We approximate the solution to this linear system using the partial Lanczos decomposition starting with probe vector \(\boldsymbol{b}=\overline{\mathrm{B}}\) and \(\mathrm{K}=\left(\mathrm{Z} \mathrm{Z}^{\top}+\sigma^2 \mathrm{I}\right)\).
This requires \(k\) matrix-vector products of the form \[\begin{align*} \underbrace{\left(\underbrace{\mathrm{Z} \mathrm{Z}^{\top}}_{\mathcal{O}(ND^2)}+\sigma^2 \mathrm{I}\right)\boldsymbol{b}}_{\mathcal{O}(D^2)} =\underbrace{\mathrm{Z} \underbrace{(\mathrm{Z}^{\top}\boldsymbol{b})}_{\mathcal{O}(ND)}}_{\mathcal{O}(ND)} +\sigma^2 \boldsymbol{b}. \end{align*}\] Using the latter representation, the required matrix-vector product may be found with a time complexity cost of \(\mathcal{O}(ND)\). Space complexity is also \(\mathcal{O}(ND)\). The output of the Lanczos decomposition is \(\mathrm{Q},\mathrm{T}\) such that \(\left(\mathrm{Z}\mathrm{Z}^{\top} +\sigma^2 \mathrm{I}\right)\boldsymbol{b}\approx \mathrm{Q} \mathrm{T} \mathrm{Q}^{\top}\boldsymbol{b}\).

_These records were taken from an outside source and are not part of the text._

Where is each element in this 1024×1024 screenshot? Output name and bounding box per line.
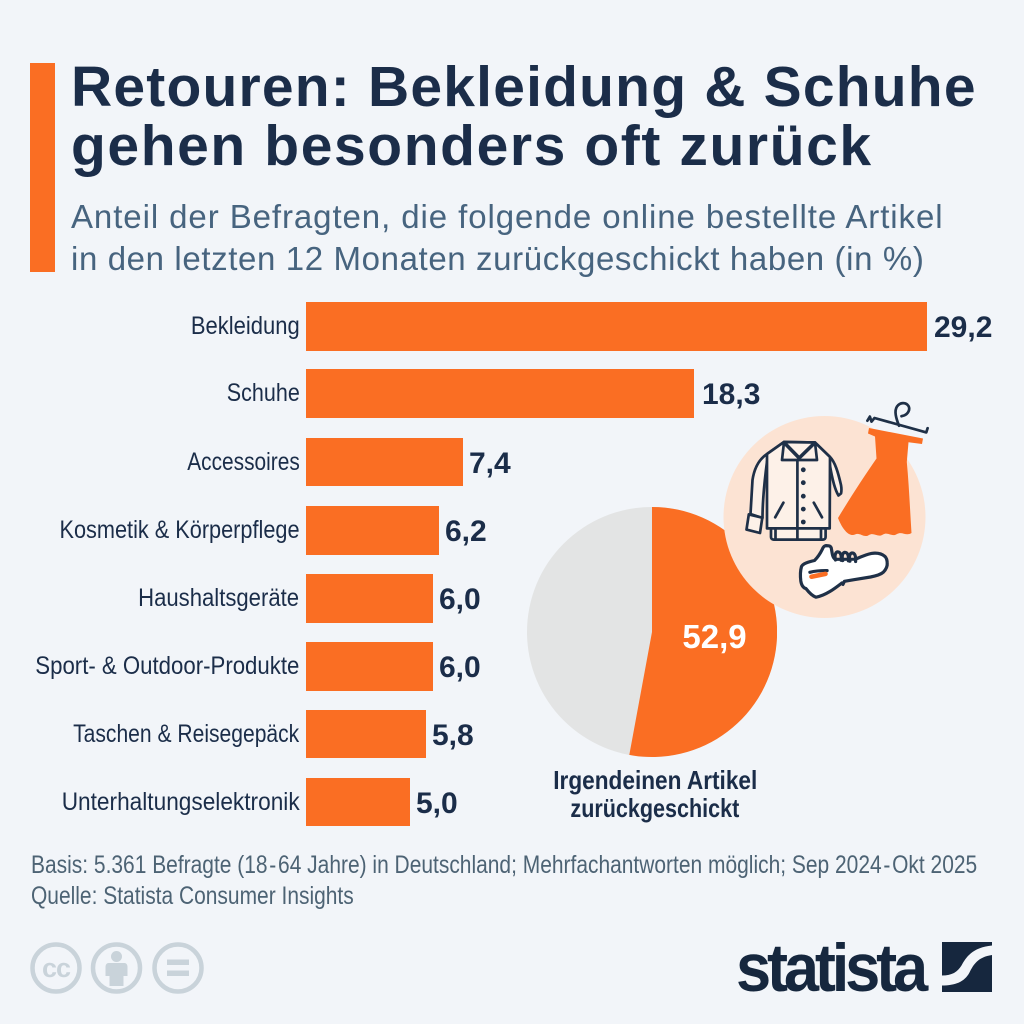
- svg-text:cc: cc: [42, 953, 71, 983]
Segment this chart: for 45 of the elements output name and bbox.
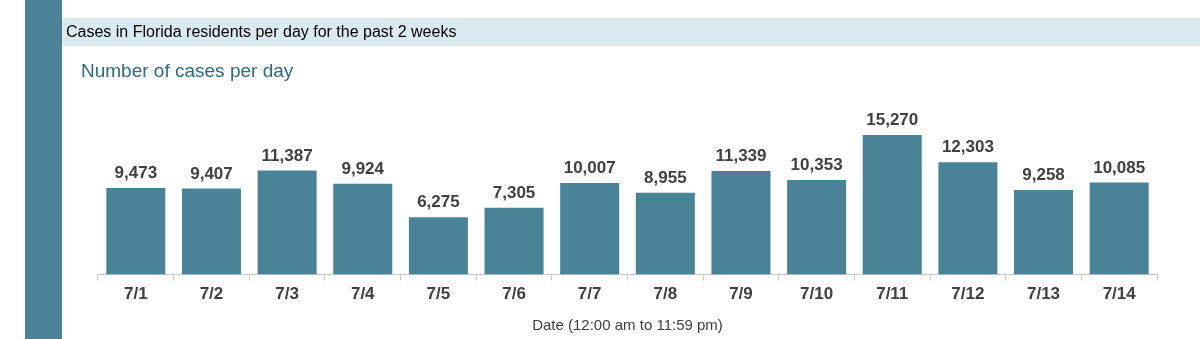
bar <box>560 183 620 275</box>
x-tick-label: 7/9 <box>729 284 753 304</box>
data-label: 9,924 <box>341 159 385 179</box>
data-label: 15,270 <box>866 110 919 130</box>
bar <box>787 179 847 275</box>
chart-title: Cases in Florida residents per day for the past 2 weeks <box>62 18 1200 46</box>
bar <box>1014 189 1074 275</box>
x-tick-label: 7/5 <box>426 284 451 304</box>
data-label: 7,305 <box>492 183 536 202</box>
x-tick-label: 7/1 <box>124 284 148 304</box>
x-tick-label: 7/2 <box>199 284 224 304</box>
data-label: 10,007 <box>563 158 616 178</box>
data-label: 9,407 <box>190 163 233 183</box>
data-label: 10,353 <box>790 155 843 175</box>
bar <box>484 207 544 275</box>
data-label: 11,387 <box>261 145 313 165</box>
x-tick-label: 7/13 <box>1026 284 1061 304</box>
bar <box>257 170 317 275</box>
bar <box>181 188 241 275</box>
x-tick-label: 7/11 <box>876 284 909 304</box>
x-tick-label: 7/7 <box>577 284 602 304</box>
bar <box>635 192 695 275</box>
bar <box>333 183 393 275</box>
data-label: 6,275 <box>417 192 460 212</box>
data-label: 10,085 <box>1093 157 1146 177</box>
x-axis-title: Date (12:00 am to 11:59 pm) <box>532 316 723 334</box>
bar <box>938 162 998 275</box>
data-label: 9,258 <box>1022 165 1065 185</box>
data-label: 12,303 <box>941 137 994 157</box>
bar <box>1089 182 1149 275</box>
x-tick-label: 7/8 <box>653 284 678 304</box>
data-label: 8,955 <box>644 167 687 187</box>
x-tick-label: 7/10 <box>800 284 834 304</box>
data-label: 11,339 <box>715 146 767 166</box>
x-tick-label: 7/14 <box>1102 284 1137 304</box>
bar <box>862 135 922 275</box>
bar <box>408 217 468 275</box>
x-tick-label: 7/4 <box>350 284 376 304</box>
x-tick-label: 7/6 <box>502 284 526 304</box>
data-label: 9,473 <box>114 163 158 183</box>
bar <box>106 188 166 275</box>
bar <box>711 170 771 275</box>
chart-subtitle: Number of cases per day <box>81 60 294 82</box>
x-tick-label: 7/12 <box>951 284 985 304</box>
x-tick-label: 7/3 <box>275 284 299 304</box>
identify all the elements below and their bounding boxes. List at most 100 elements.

Then the solution to the inverse-matrix-vector product may be approximated by \(\left(\mathrm{Z} \mathrm{Z}^{\top} +\sigma^2 \mathrm{I}\right)^{-1} \mathrm{B}\approx \mathrm{Q}\mathrm{T}^{-1}\mathrm{Q}^{\top}\mathrm{B}\). requiring the solution in \(\mathrm{X}\) of the much smaller linear system \(\mathrm{X}\mathrm{T}=\mathrm{Q}\). Exploiting the positive-definiteness of \(\mathrm{T}\) we may use the Cholesky decomposition of \(\mathrm{T}=\mathrm{L}^{\top}\mathrm{L}\) for a constant speedup over solving an arbitrary linear system. The time cost of the solution is \(\mathcal{O}(Dk^3)\), for an overall cost to the matrix inversions of \(\mathcal{O}(NDk+Dk^3)\).
make more precise; we may have missed some multiplies and Lanczos overhead, plus deviation calcs
Lifehack: Find derivatives of Lanczos iterations via pnkraemer/matfree: Matrix-free linear algebra in JAX. (Krämer et al. 2024).